Die Rockmusik hat mitunter seltsame Konstellationen zu bieten. Musiker, die sich scheinbar hoffnungslos zerstritten haben, wagen es in mehr oder minder regelmäßigen Abständen abermals, gemeinsam Alben aufzunehmen und so etwas wie die große Versöhnung kundzutun. Daß solche "Ehen" desöfteren geschlossen werden können, beweisen beispielsweise UFO und ein gewisser Herr Michael Schenker. Doch um besagte Herrschaften soll es in diesem Artikel nicht gehen.

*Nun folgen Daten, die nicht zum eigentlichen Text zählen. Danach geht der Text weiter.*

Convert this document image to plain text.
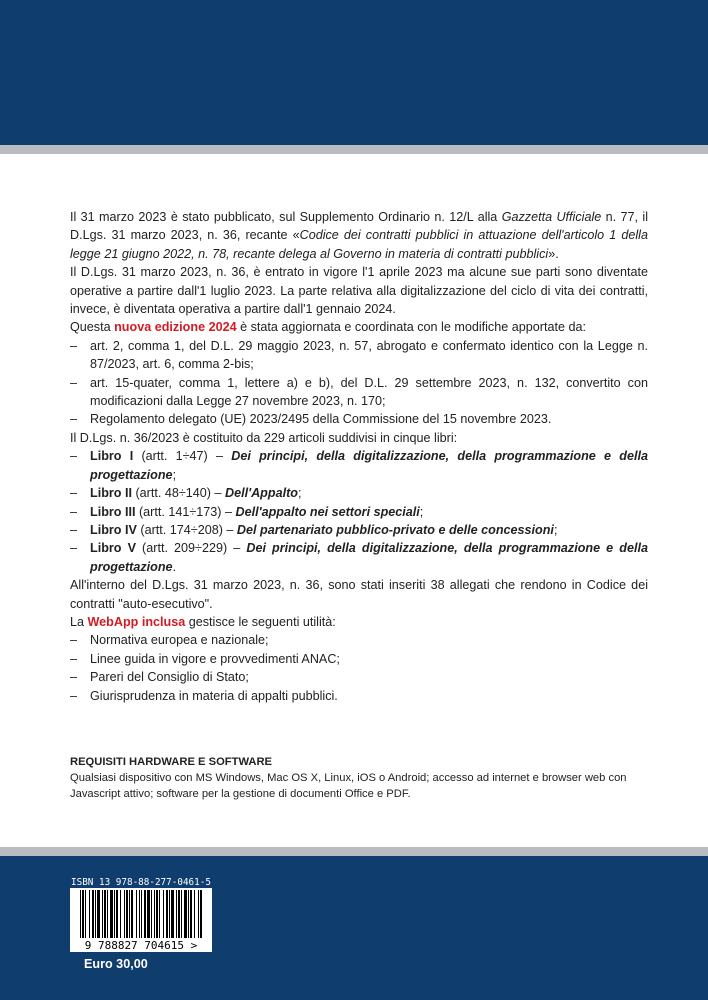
Il 31 marzo 2023 è stato pubblicato, sul Supplemento Ordinario n. 12/L alla Gazzetta Ufficiale n. 77, il D.Lgs. 31 marzo 2023, n. 36, recante «Codice dei contratti pubblici in attuazione dell'articolo 1 della legge 21 giugno 2022, n. 78, recante delega al Governo in materia di contratti pubblici».

Il D.Lgs. 31 marzo 2023, n. 36, è entrato in vigore l'1 aprile 2023 ma alcune sue parti sono diventate operative a partire dall'1 luglio 2023. La parte relativa alla digitalizzazione del ciclo di vita dei contratti, invece, è diventata operativa a partire dall'1 gennaio 2024.

Questa nuova edizione 2024 è stata aggiornata e coordinata con le modifiche apportate da:

– art. 2, comma 1, del D.L. 29 maggio 2023, n. 57, abrogato e confermato identico con la Legge n. 87/2023, art. 6, comma 2-bis;
– art. 15-quater, comma 1, lettere a) e b), del D.L. 29 settembre 2023, n. 132, convertito con modificazioni dalla Legge 27 novembre 2023, n. 170;
– Regolamento delegato (UE) 2023/2495 della Commissione del 15 novembre 2023.

Il D.Lgs. n. 36/2023 è costituito da 229 articoli suddivisi in cinque libri:

– Libro I (artt. 1÷47) – Dei principi, della digitalizzazione, della programmazione e della progettazione;
– Libro II (artt. 48÷140) – Dell'Appalto;
– Libro III (artt. 141÷173) – Dell'appalto nei settori speciali;
– Libro IV (artt. 174÷208) – Del partenariato pubblico-privato e delle concessioni;
– Libro V (artt. 209÷229) – Dei principi, della digitalizzazione, della programmazione e della progettazione.

All'interno del D.Lgs. 31 marzo 2023, n. 36, sono stati inseriti 38 allegati che rendono in Codice dei contratti "auto-esecutivo".

La WebApp inclusa gestisce le seguenti utilità:

– Normativa europea e nazionale;
– Linee guida in vigore e provvedimenti ANAC;
– Pareri del Consiglio di Stato;
– Giurisprudenza in materia di appalti pubblici.
REQUISITI HARDWARE E SOFTWARE
Qualsiasi dispositivo con MS Windows, Mac OS X, Linux, iOS o Android; accesso ad internet e browser web con Javascript attivo; software per la gestione di documenti Office e PDF.
ISBN 13 978-88-277-0461-5
9 788827 704615 >
Euro 30,00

Auch Don Dokken ist bekannt dafür, trotz vormaligen Problemen innerhalb der Band immer wieder auf bereits bekannte Leute zurückzugreifen. Zwei dieser, von Don in letzter Zeit aber nicht mehr zurück an Bord geholten, ehemaligen Mitstreiter, namentlich George Lynch und Jeff Pilson, haben vor kurzem ein gemeinsames Album mit dem Titel »Wicked Underground« auf die Menschheit losgelassen.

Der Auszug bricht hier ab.